Jede Sommerleseliste braucht mindestens eine „Wiederentdeckung“. Vor einiger Zeit schrieb ich über „Living Alone“, Stella Bensons seltsamen, fast surreal komischen Roman von 1919 über Magie und Hexerei. Jetzt hat Recovered Books Bensons „Pull Devil, Pull Baker“ neu veröffentlicht, das unwiderstehlich als „das seltsamste Buch, das Sie jemals lesen werden“ beschrieben wird. Es soll die Erinnerung an einen alternden russischen Betrüger sein, der in gebrochenem und seltsam geschriebenem Englisch spricht. Aber ist dieser selbsternannte „Don Juan unserer Tage“ echt? Es ist schwer zu sagen, aber ich vermute, das ist Teil des Spaßes.
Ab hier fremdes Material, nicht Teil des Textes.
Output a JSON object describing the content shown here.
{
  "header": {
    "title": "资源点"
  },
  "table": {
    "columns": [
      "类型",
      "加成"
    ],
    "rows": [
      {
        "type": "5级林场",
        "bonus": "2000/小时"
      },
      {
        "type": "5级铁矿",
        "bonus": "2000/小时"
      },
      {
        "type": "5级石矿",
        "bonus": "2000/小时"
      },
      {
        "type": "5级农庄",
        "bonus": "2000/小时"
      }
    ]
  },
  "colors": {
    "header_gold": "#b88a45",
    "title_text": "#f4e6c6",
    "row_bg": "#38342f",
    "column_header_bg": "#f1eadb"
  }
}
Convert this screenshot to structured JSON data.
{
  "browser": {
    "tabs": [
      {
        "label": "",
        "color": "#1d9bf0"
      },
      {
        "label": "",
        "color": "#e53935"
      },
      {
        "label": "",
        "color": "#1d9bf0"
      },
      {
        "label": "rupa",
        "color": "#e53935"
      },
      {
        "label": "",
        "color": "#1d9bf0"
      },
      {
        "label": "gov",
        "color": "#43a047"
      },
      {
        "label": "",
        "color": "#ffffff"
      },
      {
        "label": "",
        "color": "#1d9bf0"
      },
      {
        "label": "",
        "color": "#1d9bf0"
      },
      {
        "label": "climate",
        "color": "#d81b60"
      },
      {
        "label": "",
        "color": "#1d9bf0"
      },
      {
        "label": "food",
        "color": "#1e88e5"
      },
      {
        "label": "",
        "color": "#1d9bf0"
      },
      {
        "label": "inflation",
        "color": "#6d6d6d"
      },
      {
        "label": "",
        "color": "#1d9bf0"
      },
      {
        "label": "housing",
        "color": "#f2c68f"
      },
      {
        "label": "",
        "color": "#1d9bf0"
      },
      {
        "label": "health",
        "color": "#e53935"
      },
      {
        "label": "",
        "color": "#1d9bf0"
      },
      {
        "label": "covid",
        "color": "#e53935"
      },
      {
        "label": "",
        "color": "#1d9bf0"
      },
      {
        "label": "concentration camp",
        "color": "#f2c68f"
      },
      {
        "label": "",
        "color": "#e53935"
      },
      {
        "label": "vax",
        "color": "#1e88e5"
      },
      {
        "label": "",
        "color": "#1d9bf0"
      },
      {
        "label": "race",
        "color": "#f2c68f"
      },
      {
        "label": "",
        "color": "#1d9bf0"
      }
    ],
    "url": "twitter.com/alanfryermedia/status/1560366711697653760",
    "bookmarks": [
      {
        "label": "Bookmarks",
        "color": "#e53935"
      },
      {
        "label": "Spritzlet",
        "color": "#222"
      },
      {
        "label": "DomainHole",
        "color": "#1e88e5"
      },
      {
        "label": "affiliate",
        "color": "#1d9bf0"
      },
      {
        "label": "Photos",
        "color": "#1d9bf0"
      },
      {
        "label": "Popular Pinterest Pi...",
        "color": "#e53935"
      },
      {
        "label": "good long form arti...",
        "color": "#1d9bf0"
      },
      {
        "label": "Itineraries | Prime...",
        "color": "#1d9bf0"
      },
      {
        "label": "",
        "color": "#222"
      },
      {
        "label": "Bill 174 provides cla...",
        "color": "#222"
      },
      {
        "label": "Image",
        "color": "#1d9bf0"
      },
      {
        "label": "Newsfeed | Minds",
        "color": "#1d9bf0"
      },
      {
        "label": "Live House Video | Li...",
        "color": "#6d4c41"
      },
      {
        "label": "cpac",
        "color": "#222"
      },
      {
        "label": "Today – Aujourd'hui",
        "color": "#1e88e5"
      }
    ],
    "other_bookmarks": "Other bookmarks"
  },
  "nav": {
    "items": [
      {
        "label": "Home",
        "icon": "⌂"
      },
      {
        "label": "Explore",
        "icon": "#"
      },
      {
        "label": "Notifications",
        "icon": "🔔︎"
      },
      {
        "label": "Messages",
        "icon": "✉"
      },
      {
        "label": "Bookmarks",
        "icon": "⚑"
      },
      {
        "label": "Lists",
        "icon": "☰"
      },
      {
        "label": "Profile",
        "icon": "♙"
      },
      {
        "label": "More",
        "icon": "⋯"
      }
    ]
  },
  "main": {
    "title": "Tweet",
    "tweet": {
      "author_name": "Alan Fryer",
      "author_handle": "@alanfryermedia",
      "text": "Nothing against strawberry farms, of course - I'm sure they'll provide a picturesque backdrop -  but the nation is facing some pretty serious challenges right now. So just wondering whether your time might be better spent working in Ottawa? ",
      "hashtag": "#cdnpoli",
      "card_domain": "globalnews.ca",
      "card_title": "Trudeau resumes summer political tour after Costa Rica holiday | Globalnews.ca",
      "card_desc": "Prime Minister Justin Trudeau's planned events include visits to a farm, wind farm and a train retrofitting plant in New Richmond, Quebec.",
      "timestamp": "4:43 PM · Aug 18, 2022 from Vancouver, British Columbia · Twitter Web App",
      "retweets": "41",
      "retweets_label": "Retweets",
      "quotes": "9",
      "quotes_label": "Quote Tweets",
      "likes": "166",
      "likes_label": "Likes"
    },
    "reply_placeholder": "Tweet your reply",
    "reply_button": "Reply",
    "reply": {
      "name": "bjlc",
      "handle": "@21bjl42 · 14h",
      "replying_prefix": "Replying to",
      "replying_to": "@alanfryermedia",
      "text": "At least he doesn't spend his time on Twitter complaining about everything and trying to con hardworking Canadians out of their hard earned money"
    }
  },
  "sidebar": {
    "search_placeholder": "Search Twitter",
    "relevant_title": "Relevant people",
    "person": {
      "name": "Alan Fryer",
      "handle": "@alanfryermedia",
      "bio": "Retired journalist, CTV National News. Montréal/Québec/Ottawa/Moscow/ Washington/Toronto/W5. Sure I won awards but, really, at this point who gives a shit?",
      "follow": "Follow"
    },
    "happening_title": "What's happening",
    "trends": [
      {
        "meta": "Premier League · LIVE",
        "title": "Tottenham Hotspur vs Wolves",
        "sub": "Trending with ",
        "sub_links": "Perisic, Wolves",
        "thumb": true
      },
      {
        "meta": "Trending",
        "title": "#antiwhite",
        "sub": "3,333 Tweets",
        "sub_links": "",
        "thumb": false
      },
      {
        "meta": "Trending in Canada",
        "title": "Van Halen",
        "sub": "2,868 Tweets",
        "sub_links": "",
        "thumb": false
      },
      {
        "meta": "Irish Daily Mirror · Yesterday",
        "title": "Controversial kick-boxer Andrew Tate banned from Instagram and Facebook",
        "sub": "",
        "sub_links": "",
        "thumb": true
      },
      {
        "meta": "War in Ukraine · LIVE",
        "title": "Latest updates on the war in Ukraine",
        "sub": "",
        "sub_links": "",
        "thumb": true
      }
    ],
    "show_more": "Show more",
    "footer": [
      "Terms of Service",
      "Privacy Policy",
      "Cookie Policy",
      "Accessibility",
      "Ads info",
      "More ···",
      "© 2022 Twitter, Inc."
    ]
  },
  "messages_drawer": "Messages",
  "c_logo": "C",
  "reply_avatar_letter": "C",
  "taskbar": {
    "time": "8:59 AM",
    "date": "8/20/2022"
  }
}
Michael Dirda rezensiert Bücher für Style jeden Donnerstag.

Korrektur:

Eine frühere Version dieses Artikels sagte fälschlicherweise, dass „Ulysses“ am 16. Juni 1922 veröffentlicht wurde. Sie wurde im Februar 1922 veröffentlicht. Dieser Artikel wurde korrigiert.

Ein Hinweis für unsere Leser

Wir nehmen am Partnerprogramm von Amazon Services LLC teil, einem Affiliate-Werbeprogramm, mit dem wir Gebühren verdienen können, indem wir auf Amazon.com und verbundene Websites verlinken.

Leave a Reply

Your email address will not be published.